We describe this exemplar using animated videos which highlight the requirements that have been informally observed to play a critical role in the success or failure of IoT-based software systems. These requirements are: security and privacy, interoperability, adaptation, and personalisation. To elicit a wide spectrum of user reactions, we created these animated videos based on the ContraVision empirical methodology, which specifically supports the elicitation of end-user requirements for controversial or futuristic technologies. Our deployment of ContraVision presented our pilot study subjects with an equal number of utopian and dystopian scenarios, derived from the food security domain, and described them at different levels of granularity.
Our synthesis of the preliminary empirical findings suggests a number of key requirements and software engineering research challenges in this area. We offer these to the research community, together with a rich exem-plar and associated scenarios available in both their textual form in the paper and as a series of animated videos."

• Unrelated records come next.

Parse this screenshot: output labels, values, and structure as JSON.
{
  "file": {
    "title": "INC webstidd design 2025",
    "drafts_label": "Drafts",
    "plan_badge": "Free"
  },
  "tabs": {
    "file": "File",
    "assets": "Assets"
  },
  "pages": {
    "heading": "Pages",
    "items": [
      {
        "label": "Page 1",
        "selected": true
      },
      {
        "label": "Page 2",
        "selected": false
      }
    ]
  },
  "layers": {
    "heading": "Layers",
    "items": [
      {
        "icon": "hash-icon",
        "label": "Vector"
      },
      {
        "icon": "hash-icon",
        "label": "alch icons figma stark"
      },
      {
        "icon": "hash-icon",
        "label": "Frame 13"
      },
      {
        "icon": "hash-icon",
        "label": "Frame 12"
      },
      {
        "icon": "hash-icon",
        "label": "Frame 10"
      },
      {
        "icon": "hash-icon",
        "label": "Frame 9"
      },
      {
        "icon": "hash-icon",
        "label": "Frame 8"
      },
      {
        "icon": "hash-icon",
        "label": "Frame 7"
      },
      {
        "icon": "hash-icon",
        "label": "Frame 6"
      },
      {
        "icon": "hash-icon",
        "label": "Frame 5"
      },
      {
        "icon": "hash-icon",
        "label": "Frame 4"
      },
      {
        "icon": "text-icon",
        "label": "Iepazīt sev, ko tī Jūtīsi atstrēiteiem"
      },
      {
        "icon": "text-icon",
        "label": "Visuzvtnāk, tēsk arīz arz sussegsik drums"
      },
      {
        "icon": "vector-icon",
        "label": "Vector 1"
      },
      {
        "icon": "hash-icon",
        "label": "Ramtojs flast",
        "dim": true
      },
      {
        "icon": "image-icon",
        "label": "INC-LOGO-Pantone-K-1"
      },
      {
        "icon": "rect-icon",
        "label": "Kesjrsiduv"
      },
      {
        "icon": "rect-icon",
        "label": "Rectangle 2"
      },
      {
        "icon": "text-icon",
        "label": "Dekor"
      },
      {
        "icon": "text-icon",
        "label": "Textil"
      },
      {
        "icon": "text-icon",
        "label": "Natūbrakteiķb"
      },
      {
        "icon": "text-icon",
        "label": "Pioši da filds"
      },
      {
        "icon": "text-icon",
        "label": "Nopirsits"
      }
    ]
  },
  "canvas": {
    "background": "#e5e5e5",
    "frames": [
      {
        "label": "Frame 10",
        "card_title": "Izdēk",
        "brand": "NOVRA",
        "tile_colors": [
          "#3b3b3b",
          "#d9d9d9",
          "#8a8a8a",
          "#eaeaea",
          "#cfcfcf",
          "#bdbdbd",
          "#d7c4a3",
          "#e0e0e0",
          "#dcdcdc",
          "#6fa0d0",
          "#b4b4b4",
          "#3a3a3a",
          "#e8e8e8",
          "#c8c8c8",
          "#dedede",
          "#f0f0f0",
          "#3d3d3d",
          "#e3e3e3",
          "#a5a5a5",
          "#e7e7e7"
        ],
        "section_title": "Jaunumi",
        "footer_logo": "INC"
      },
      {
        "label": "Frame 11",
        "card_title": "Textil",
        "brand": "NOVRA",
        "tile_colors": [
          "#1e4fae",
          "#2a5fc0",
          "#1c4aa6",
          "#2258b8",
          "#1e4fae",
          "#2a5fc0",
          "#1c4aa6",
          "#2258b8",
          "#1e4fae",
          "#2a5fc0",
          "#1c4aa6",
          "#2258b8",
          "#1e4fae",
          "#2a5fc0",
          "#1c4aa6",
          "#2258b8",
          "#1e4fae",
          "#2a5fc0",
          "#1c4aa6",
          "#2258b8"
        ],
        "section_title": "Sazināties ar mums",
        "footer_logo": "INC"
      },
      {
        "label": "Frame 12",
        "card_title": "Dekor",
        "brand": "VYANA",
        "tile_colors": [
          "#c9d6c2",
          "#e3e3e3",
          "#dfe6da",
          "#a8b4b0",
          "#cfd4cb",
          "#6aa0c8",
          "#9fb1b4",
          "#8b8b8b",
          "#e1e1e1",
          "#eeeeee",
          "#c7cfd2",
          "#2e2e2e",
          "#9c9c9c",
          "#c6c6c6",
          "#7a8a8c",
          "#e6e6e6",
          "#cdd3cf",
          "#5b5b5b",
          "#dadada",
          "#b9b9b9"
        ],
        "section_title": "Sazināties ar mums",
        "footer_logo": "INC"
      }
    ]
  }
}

Further information can be found in the corresponding SEAMS'16 paper:
Amel Bennaceur, Ciaran Mccormick, Jesús García Galán, Charith Perera, Andrew Smith, Andrea Zisman and Bashar Nuseibeh. Feed me, Feed me: An Exemplar for Engineering Adaptive Software. 11th International Symposium on Software Engineering for Adaptive and Self-Managing Systems, SEAMS, 2016. DOI:10.1145/2897053.2897071. (Preprint).